Materia para asustarse

El accidente


Ismail Kadare

Alianza, 2009

Pág. 320

Precio: 18,00 €

ISBN: 9788420652757

Traducción: Ramón Sánchez Lizarralde





Ilya U. Topper

Un libro de Kadaré se abre siempre con expectación: dejó patente su maestría en sus anteriores obras (¡esa inolvidable Cuestión de locura!) Sigo, pues, el trayecto de aquel taxi que se estrella camino del aeropuerto y la subsiguiente investigación policial con ganas de dejarme embaucar, de perderme en el laberinto de pistas apenas insinuadas que me ofrece el autor.
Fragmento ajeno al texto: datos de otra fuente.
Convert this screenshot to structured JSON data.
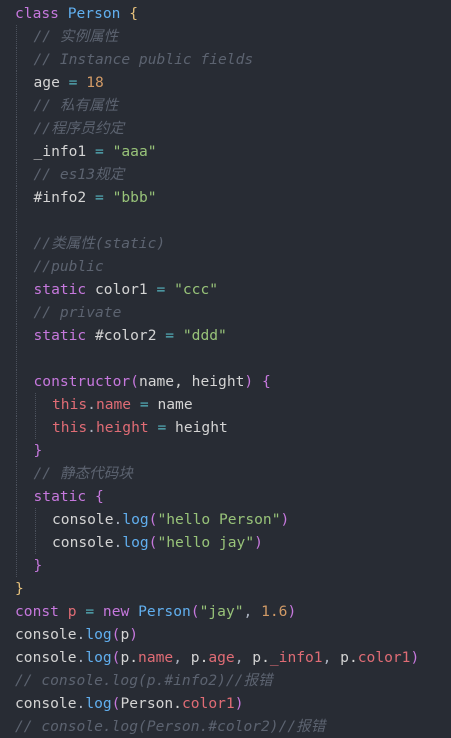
{
  "theme": {
    "background": "#282c34",
    "keyword": "#c678dd",
    "class_name": "#61afef",
    "string": "#98c379",
    "number": "#d19a66",
    "comment": "#5c6370",
    "property": "#e06c75",
    "operator": "#56b6c2"
  },
  "code": {
    "lines": [
      {
        "indent": 0,
        "tokens": [
          [
            "kw",
            "class"
          ],
          [
            "id",
            " "
          ],
          [
            "cls",
            "Person"
          ],
          [
            "id",
            " "
          ],
          [
            "brace",
            "{"
          ]
        ]
      },
      {
        "indent": 1,
        "tokens": [
          [
            "com",
            "// 实例属性"
          ]
        ]
      },
      {
        "indent": 1,
        "tokens": [
          [
            "com",
            "// Instance public fields"
          ]
        ]
      },
      {
        "indent": 1,
        "tokens": [
          [
            "id",
            "age "
          ],
          [
            "op",
            "="
          ],
          [
            "id",
            " "
          ],
          [
            "num",
            "18"
          ]
        ]
      },
      {
        "indent": 1,
        "tokens": [
          [
            "com",
            "// 私有属性"
          ]
        ]
      },
      {
        "indent": 1,
        "tokens": [
          [
            "com",
            "//程序员约定"
          ]
        ]
      },
      {
        "indent": 1,
        "tokens": [
          [
            "id",
            "_info1 "
          ],
          [
            "op",
            "="
          ],
          [
            "id",
            " "
          ],
          [
            "str",
            "\"aaa\""
          ]
        ]
      },
      {
        "indent": 1,
        "tokens": [
          [
            "com",
            "// es13规定"
          ]
        ]
      },
      {
        "indent": 1,
        "tokens": [
          [
            "id",
            "#info2 "
          ],
          [
            "op",
            "="
          ],
          [
            "id",
            " "
          ],
          [
            "str",
            "\"bbb\""
          ]
        ]
      },
      {
        "indent": 1,
        "tokens": []
      },
      {
        "indent": 1,
        "tokens": [
          [
            "com",
            "//类属性(static)"
          ]
        ]
      },
      {
        "indent": 1,
        "tokens": [
          [
            "com",
            "//public"
          ]
        ]
      },
      {
        "indent": 1,
        "tokens": [
          [
            "kw",
            "static"
          ],
          [
            "id",
            " color1 "
          ],
          [
            "op",
            "="
          ],
          [
            "id",
            " "
          ],
          [
            "str",
            "\"ccc\""
          ]
        ]
      },
      {
        "indent": 1,
        "tokens": [
          [
            "com",
            "// private"
          ]
        ]
      },
      {
        "indent": 1,
        "tokens": [
          [
            "kw",
            "static"
          ],
          [
            "id",
            " #color2 "
          ],
          [
            "op",
            "="
          ],
          [
            "id",
            " "
          ],
          [
            "str",
            "\"ddd\""
          ]
        ]
      },
      {
        "indent": 1,
        "tokens": []
      },
      {
        "indent": 1,
        "tokens": [
          [
            "kw",
            "constructor"
          ],
          [
            "paren",
            "("
          ],
          [
            "id",
            "name, height"
          ],
          [
            "paren",
            ")"
          ],
          [
            "id",
            " "
          ],
          [
            "brace2",
            "{"
          ]
        ]
      },
      {
        "indent": 2,
        "tokens": [
          [
            "this",
            "this"
          ],
          [
            "pun",
            "."
          ],
          [
            "prop",
            "name"
          ],
          [
            "id",
            " "
          ],
          [
            "op",
            "="
          ],
          [
            "id",
            " name"
          ]
        ]
      },
      {
        "indent": 2,
        "tokens": [
          [
            "this",
            "this"
          ],
          [
            "pun",
            "."
          ],
          [
            "prop",
            "height"
          ],
          [
            "id",
            " "
          ],
          [
            "op",
            "="
          ],
          [
            "id",
            " height"
          ]
        ]
      },
      {
        "indent": 1,
        "tokens": [
          [
            "brace2",
            "}"
          ]
        ]
      },
      {
        "indent": 1,
        "tokens": [
          [
            "com",
            "// 静态代码块"
          ]
        ]
      },
      {
        "indent": 1,
        "tokens": [
          [
            "kw",
            "static"
          ],
          [
            "id",
            " "
          ],
          [
            "brace2",
            "{"
          ]
        ]
      },
      {
        "indent": 2,
        "tokens": [
          [
            "id",
            "console"
          ],
          [
            "pun",
            "."
          ],
          [
            "fn",
            "log"
          ],
          [
            "paren",
            "("
          ],
          [
            "str",
            "\"hello Person\""
          ],
          [
            "paren",
            ")"
          ]
        ]
      },
      {
        "indent": 2,
        "tokens": [
          [
            "id",
            "console"
          ],
          [
            "pun",
            "."
          ],
          [
            "fn",
            "log"
          ],
          [
            "paren",
            "("
          ],
          [
            "str",
            "\"hello jay\""
          ],
          [
            "paren",
            ")"
          ]
        ]
      },
      {
        "indent": 1,
        "tokens": [
          [
            "brace2",
            "}"
          ]
        ]
      },
      {
        "indent": 0,
        "tokens": [
          [
            "brace",
            "}"
          ]
        ]
      },
      {
        "indent": 0,
        "tokens": [
          [
            "kw",
            "const"
          ],
          [
            "id",
            " "
          ],
          [
            "prop",
            "p"
          ],
          [
            "id",
            " "
          ],
          [
            "op",
            "="
          ],
          [
            "id",
            " "
          ],
          [
            "kw",
            "new"
          ],
          [
            "id",
            " "
          ],
          [
            "cls",
            "Person"
          ],
          [
            "paren",
            "("
          ],
          [
            "str",
            "\"jay\""
          ],
          [
            "pun",
            ", "
          ],
          [
            "num",
            "1.6"
          ],
          [
            "paren",
            ")"
          ]
        ]
      },
      {
        "indent": 0,
        "tokens": [
          [
            "id",
            "console"
          ],
          [
            "pun",
            "."
          ],
          [
            "fn",
            "log"
          ],
          [
            "paren",
            "("
          ],
          [
            "id",
            "p"
          ],
          [
            "paren",
            ")"
          ]
        ]
      },
      {
        "indent": 0,
        "tokens": [
          [
            "id",
            "console"
          ],
          [
            "pun",
            "."
          ],
          [
            "fn",
            "log"
          ],
          [
            "paren",
            "("
          ],
          [
            "id",
            "p."
          ],
          [
            "prop",
            "name"
          ],
          [
            "pun",
            ", "
          ],
          [
            "id",
            "p."
          ],
          [
            "prop",
            "age"
          ],
          [
            "pun",
            ", "
          ],
          [
            "id",
            "p."
          ],
          [
            "prop",
            "_info1"
          ],
          [
            "pun",
            ", "
          ],
          [
            "id",
            "p."
          ],
          [
            "prop",
            "color1"
          ],
          [
            "paren",
            ")"
          ]
        ]
      },
      {
        "indent": 0,
        "tokens": [
          [
            "com",
            "// console.log(p.#info2)//报错"
          ]
        ]
      },
      {
        "indent": 0,
        "tokens": [
          [
            "id",
            "console"
          ],
          [
            "pun",
            "."
          ],
          [
            "fn",
            "log"
          ],
          [
            "paren",
            "("
          ],
          [
            "id",
            "Person."
          ],
          [
            "prop",
            "color1"
          ],
          [
            "paren",
            ")"
          ]
        ]
      },
      {
        "indent": 0,
        "tokens": [
          [
            "com",
            "// console.log(Person.#color2)//报错"
          ]
        ]
      }
    ]
  }
}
Pero no es tan fácil. La narración marco que plantea Kadaré, modelada según la novela negra clásica y pretexto para contar una historia de amor, recuerda algunas obras de Stanislav Lem, donde los misterios están siempre en el límite de poder ser explicables por causas naturales... pero sólo casi. Mas frente a la increíble precisión de Lem para encontrar este límite, la exposición de Kadaré suena algo forzada, los misterios del caso lo son más por la afirmación de que “aquello era inexplicable” que porque los hechos realmente lo sean. Uno recorre las primeras decenas de páginas con la sensación de que aquí se trata de mistificar las cosas más allá de lo necesario. El estilo lento, algo insistente, y sin nombres propios, tampoco ameniza la lectura.

Pero esto son cuestiones menores, porque la narración marco no es lo que importa en esta novela. Importa la historia que arranca en la segunda parte: el amor entre Rovena St. y Besfort Y., una estudiante albanesa y un asesor con alto rango en el Consejo de Europa. Y esta historia convence.
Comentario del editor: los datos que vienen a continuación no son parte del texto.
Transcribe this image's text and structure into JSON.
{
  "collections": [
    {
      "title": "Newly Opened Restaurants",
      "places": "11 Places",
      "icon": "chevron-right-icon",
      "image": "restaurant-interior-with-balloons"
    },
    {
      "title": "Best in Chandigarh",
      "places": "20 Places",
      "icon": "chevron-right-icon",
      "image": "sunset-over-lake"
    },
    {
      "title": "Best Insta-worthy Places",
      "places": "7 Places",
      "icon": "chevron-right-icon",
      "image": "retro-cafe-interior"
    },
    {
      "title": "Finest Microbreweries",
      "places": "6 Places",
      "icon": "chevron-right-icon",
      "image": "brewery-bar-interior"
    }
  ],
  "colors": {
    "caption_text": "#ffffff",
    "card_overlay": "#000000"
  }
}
Kadaré despliega su capacidad para trazar dos retratos de gran profundidad psicológica, para bucear en las emociones que quizás no nos atrevemos a confesar a nosotros mismos, para arrojar las preguntas sobre la libertad, la entrega, la sumisión, la felicidad de negarse uno mismo para ser lo que el otro quiere ver. Si ustedes han vivido alguna historia de pasión arrebatadora, insana, esclavizadora, sabrán de qué hablo. Si aún no, aquí tienen materia para asustarse.

En muchos pasajes ―esta sensación de que aún tras años de relación, los amantes son dos seres completamente ajenos uno al otro, dos perfectos desconocidos― recuerda al mejor Milan Kundera, aunque sin la facilidad de palabra, sin este humor, esta ternura que caracteriza al maestro checo. Además, la lectura exige atención; la falta de nombres propios ―sólo Rovena y Besfort, la amiga lesbiana Liza Blum y un amante momentáneo de Rovena tienen derecho a firmar― obliga a un profuso uso de pronombres que en ocasiones otorgan cierta ambigüedad a las frases; pudiera ser una característica del idioma castellano que quizás no se dé en albanés.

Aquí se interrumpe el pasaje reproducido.